BALEWARGA - Pada sebuah literatur yang saya baca di internet ada sebuah riwayat yang mengisahkan bahwa KH Ahmad Sanusi pernah berguru ke Ajengan Sulaeman di Pesantren Sukaraja, Onderdistrik Sukaraja, Distrik Sukabumi, mungkinkah tempatnya ialah yang sekarang dikenal dengan nama kampung Pasantren atau kampung Inggris dekat Masjid Kaum Sukaraja Kabupaten Sukabumi?
Selanjutnya diceritakan pula bahwa beliau pun menuntut ilmu di Pesantren Kebon Pedes, tidak jauh dari Halte Kereta Api Ranji di Onderdistrik Sukaraja, Distrik Sukabumi, Karesidenan Bogor. Hingga menemukan jodohnya yaitu Siti Djuwariyah di Pesantren Kebon Pedes tersebut.
Dalam tulisan yang saya tulis ini akan mengulas tentang Pesantren Sukaraja yang dipimpin oleh Ajengan Sulaeman yang diduga tempat bergurunya KH Ahmad Sanusi, hal itu berdasarkan penelusuran ke lokasi dan melakukan wawancara dengan sejumlah tokoh agama, keluarga keturunan Ajengan Sulaeman yang memperlihatkan foto serta dokumen keluarganya.
Adapun maksud dan tujuan dibuatnya tulisan ini bukan untuk mengagungkan nama dan jasa seseorang, tetapi untuk menggali sejarah, kehidupan serta perjuangan para tokoh sejarah yang mudah-mudahan dapat dijadikan suri tauladan oleh kita semua.
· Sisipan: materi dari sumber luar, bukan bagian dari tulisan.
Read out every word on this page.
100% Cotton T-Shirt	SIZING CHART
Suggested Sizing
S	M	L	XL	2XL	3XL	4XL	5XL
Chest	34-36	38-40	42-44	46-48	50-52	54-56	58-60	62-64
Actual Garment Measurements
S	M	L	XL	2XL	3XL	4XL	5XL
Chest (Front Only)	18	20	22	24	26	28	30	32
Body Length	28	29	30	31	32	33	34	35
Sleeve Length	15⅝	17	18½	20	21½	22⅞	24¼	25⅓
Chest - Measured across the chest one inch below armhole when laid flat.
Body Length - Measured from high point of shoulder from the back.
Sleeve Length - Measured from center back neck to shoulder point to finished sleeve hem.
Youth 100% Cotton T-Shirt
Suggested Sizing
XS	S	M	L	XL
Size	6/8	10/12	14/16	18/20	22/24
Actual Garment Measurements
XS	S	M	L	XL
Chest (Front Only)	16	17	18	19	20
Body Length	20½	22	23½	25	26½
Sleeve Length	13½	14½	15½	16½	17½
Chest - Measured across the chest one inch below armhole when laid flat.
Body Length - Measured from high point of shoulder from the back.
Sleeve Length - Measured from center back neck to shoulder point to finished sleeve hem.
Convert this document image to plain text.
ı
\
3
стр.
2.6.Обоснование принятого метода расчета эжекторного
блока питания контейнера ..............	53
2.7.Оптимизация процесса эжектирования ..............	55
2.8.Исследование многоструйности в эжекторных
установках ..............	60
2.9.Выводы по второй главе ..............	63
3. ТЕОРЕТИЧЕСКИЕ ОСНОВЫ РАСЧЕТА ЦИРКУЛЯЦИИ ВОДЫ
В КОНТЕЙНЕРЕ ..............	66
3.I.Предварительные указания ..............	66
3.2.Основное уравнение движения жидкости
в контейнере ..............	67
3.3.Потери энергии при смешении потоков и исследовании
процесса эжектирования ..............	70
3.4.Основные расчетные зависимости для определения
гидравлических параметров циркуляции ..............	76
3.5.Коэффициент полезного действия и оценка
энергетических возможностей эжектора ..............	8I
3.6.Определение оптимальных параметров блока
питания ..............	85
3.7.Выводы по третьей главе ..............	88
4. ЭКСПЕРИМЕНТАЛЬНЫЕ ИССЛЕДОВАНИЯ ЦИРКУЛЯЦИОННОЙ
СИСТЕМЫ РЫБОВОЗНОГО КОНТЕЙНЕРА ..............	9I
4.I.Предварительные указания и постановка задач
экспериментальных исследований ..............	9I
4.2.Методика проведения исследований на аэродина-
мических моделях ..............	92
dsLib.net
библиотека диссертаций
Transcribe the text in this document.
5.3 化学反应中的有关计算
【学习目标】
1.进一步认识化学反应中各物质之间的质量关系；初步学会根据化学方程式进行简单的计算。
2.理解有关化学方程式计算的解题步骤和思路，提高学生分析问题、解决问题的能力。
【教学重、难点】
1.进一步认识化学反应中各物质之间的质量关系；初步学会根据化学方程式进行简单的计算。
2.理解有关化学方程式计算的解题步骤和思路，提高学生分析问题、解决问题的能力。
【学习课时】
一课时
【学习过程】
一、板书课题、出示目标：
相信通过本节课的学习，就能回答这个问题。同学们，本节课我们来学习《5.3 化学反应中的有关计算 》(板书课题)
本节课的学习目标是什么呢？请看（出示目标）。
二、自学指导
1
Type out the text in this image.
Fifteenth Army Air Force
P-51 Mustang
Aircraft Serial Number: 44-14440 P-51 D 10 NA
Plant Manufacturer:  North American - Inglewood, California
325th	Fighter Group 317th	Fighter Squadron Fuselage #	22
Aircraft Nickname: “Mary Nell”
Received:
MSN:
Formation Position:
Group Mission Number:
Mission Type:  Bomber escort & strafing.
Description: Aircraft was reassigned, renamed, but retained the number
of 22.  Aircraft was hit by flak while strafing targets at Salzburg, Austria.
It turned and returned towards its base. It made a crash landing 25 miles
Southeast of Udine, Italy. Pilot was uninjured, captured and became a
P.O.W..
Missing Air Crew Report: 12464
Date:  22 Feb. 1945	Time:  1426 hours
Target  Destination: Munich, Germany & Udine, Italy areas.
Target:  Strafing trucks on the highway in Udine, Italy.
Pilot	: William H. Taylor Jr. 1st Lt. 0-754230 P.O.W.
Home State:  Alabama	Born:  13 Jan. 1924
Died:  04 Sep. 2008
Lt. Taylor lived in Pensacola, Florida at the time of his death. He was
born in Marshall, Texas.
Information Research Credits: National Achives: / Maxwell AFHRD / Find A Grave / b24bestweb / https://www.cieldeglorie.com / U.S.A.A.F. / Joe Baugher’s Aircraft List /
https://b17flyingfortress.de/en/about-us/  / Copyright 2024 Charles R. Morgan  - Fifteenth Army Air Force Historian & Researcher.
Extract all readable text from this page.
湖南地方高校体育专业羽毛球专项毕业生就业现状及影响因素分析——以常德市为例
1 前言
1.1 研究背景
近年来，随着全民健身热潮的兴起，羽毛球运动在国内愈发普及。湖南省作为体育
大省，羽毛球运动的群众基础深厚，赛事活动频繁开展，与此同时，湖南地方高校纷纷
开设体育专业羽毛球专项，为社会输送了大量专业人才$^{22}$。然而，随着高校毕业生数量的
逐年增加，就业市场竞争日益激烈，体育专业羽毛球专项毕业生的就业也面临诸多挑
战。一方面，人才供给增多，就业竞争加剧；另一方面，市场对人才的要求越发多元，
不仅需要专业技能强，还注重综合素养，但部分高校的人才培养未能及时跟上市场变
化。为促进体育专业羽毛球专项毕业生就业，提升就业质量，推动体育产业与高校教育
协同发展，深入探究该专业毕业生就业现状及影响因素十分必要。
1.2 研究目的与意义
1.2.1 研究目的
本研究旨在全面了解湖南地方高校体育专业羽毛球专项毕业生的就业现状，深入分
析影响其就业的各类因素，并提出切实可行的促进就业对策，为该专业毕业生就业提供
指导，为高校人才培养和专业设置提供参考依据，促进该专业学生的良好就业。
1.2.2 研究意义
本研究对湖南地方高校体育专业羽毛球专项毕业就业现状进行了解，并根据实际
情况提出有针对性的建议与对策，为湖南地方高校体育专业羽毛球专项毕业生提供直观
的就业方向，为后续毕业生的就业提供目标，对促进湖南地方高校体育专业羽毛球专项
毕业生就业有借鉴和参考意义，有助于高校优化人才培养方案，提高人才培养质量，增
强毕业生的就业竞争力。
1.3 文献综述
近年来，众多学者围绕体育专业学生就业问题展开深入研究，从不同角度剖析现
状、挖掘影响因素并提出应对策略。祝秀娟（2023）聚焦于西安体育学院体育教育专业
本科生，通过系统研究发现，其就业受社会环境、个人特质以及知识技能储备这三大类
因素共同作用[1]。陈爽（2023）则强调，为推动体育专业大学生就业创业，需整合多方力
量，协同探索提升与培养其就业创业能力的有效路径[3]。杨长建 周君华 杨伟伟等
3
Masa pergerakan nasional di jaman penjajahan Belanda yang melibatkan tokoh-tokoh pergerakan dari golongan nasionalis dan bangsawan serta tidak sedikit pula melibatkan tokoh-tokoh agamawan, diantaranya: KH Wahid Hasyim (Nahdlatul Ulama), KH Ahmad Dahlan (Muhammadiyah), dan KH Ahmad Sanusi (PUI) yang merupakan anggota Dokuritsu Junbi Cosakai/Badan Penyelidik Usaha-Usaha Persiapan Kemerdekaan Indonesia (BPUPKI) yang keseluruhannya berjumlah 60 orang, BPUPKI dibentuk oleh Jenderal Kumakichi Harada yaitu Panglima Tentara Jepang ke-16 yang berkuasa di pulau Jawa.
Selanjutnya diantara ketiga tokoh pergerakan dari kaum agamawan diatas yang tidak banyak diketahui kiprahnya oleh masyarakat adalah: KH Ahmad Sanusi dari Sukabumi.
Sebagaimana diketahui bahwa KH Ahmad Sanusi lahir di Sukabumi pada tanggal 18 September 1888. Beliau adalah tokoh Sarekat Islam dan pendiri Al-Ittihadul Islamiyah (AII) sebuah organisasi yang bergerak di bidang pendidikan, sosial kemasyarakatan dan ekonomi.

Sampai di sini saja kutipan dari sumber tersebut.